The Empa also provides support to both of the Swiss Federal Institutes of Technology in Zurich and Lausanne, supports teaching in universities and universities of applied sciences (UAS) and is active in organizing scientific conferences and advanced training courses through the Empa-Akademie. Conferences, lecture series, seminars and courses are aimed at scientists, professionals from industry and the private-sector, and also the general public, for example, through the "Science Aperitifs" events.

History 

In 1880, Empa's forerunner, the "Institution for the Testing of Building Materials" begins its work  at the Polytechnic Institute in Zurich. Its first Director is Ludwig von Tetmajer, professor for building materials. In 1891 Tetmajer is charged with investigating the Münchenstein rail disaster, the collapse of a railway bridge, built by the world-famous engineer Gustave Eiffel. Tetmajer is quickly able to demonstrate that the use of Euler's hyperbola, which up to that time had been the standard technique, is only applicable in the elastic region of the steel used for the bridge.

In 1895, the name ″Federal Materials Testing Institute" is first used, the German acronym for which is Empa.

In 1937, the Swiss Testing Institution, St. Gallen, having been expanded in 1911 to a textile testing authority, merges with EMPA. The expanded organization is renamed "Federal Materials Testing and Experimental Institute for Industry, Civil Engineering and Trade".

In 1962, the Empa moves from Zurich to Dübendorf. The key areas at this site are civil engineering, safety technology, surface technology, metallic materials, composites, non-destructive testing, chemical analysis, exhaust gas and atmospheric measurements, building technologies, building physics, acoustics and noise abatement.

In 1988, a significant change of course occurs, with a strong emphasis on research and development. The Empa is renamed "Swiss Federal Laboratories for Materials Testing and Research" (Eidgenössische Materialprüfungs- und Versuchsanstalt in German).

In 1996, staff at Empa's St.Gallen site move into their new building “Im Moos”. Core activities are clothing physiology, personal protective systems, functional fibers and textiles, biocompatible materials, materials and image modeling, and technology risk evaluation.

In 2001, Empa's priorities are oriented firmly towards research and innovative developments. An international Research Commission is established, evaluating Empa's R&D activities on a regular basis.

In 2003 nanotechnology is established at Empa. The new laboratory "nanotech@surfaces" works on nanostructures, nanotubes as electron emitters and quasi-crystalline layers. In Dübendorf another new lab, "Functional Polymers", is established.

In 2004 yet another nano lab sees the light of day at the Dübendorf site: "Nanoscale Materials Science", focusing on developing and analyzing nanostructured surfaces and coatings.

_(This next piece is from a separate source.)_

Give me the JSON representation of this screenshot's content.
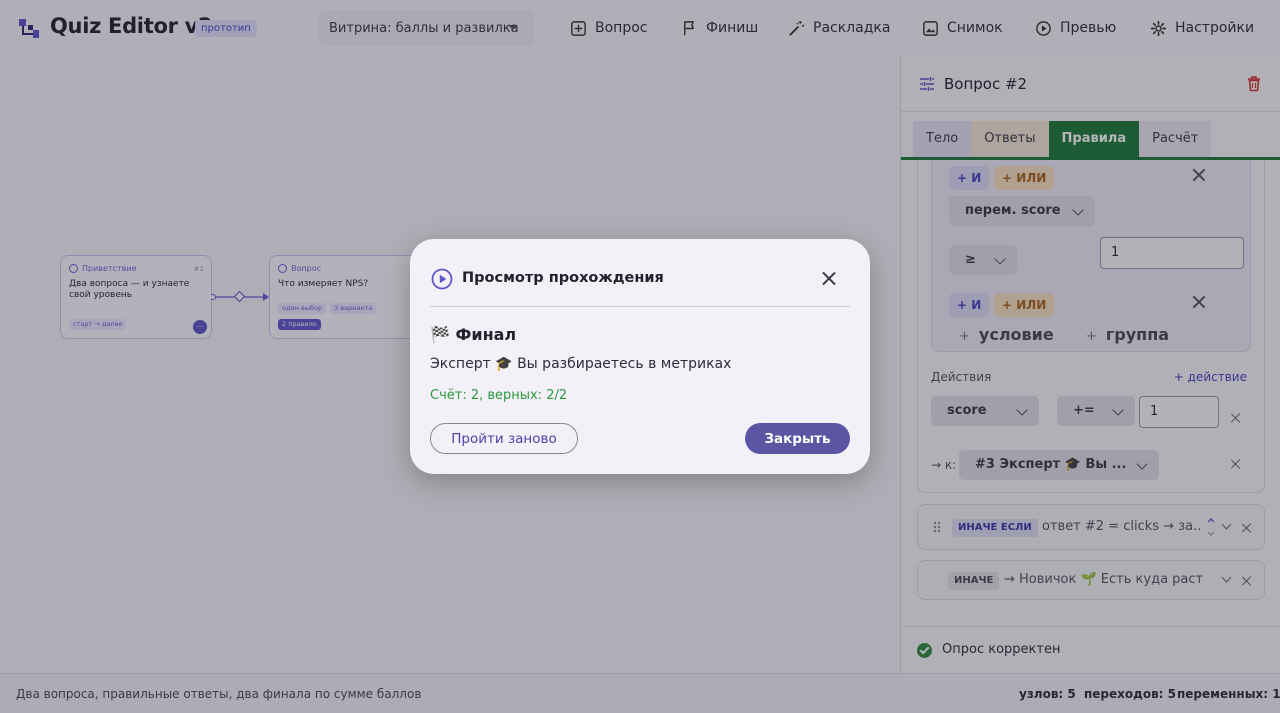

In 2005, together with the Warsaw University of Technology and the AGH University of Science and Technology in Kraków, Empa founds the International PhD School Switzerland – Poland. ETH Zurich, Jagiellonian University in Kraków and Warsaw University have since joined. Meanwhile, this cooperation with the EU's new member states (NMS) has expanded substantially within the framework of The Swiss contribution to EU enlargement, for instance via numerous "Joint Research Projects" as well as joint events such as the "Swiss-Polish Science & Technology Days", which were staged for the first time in Warsaw in 2010.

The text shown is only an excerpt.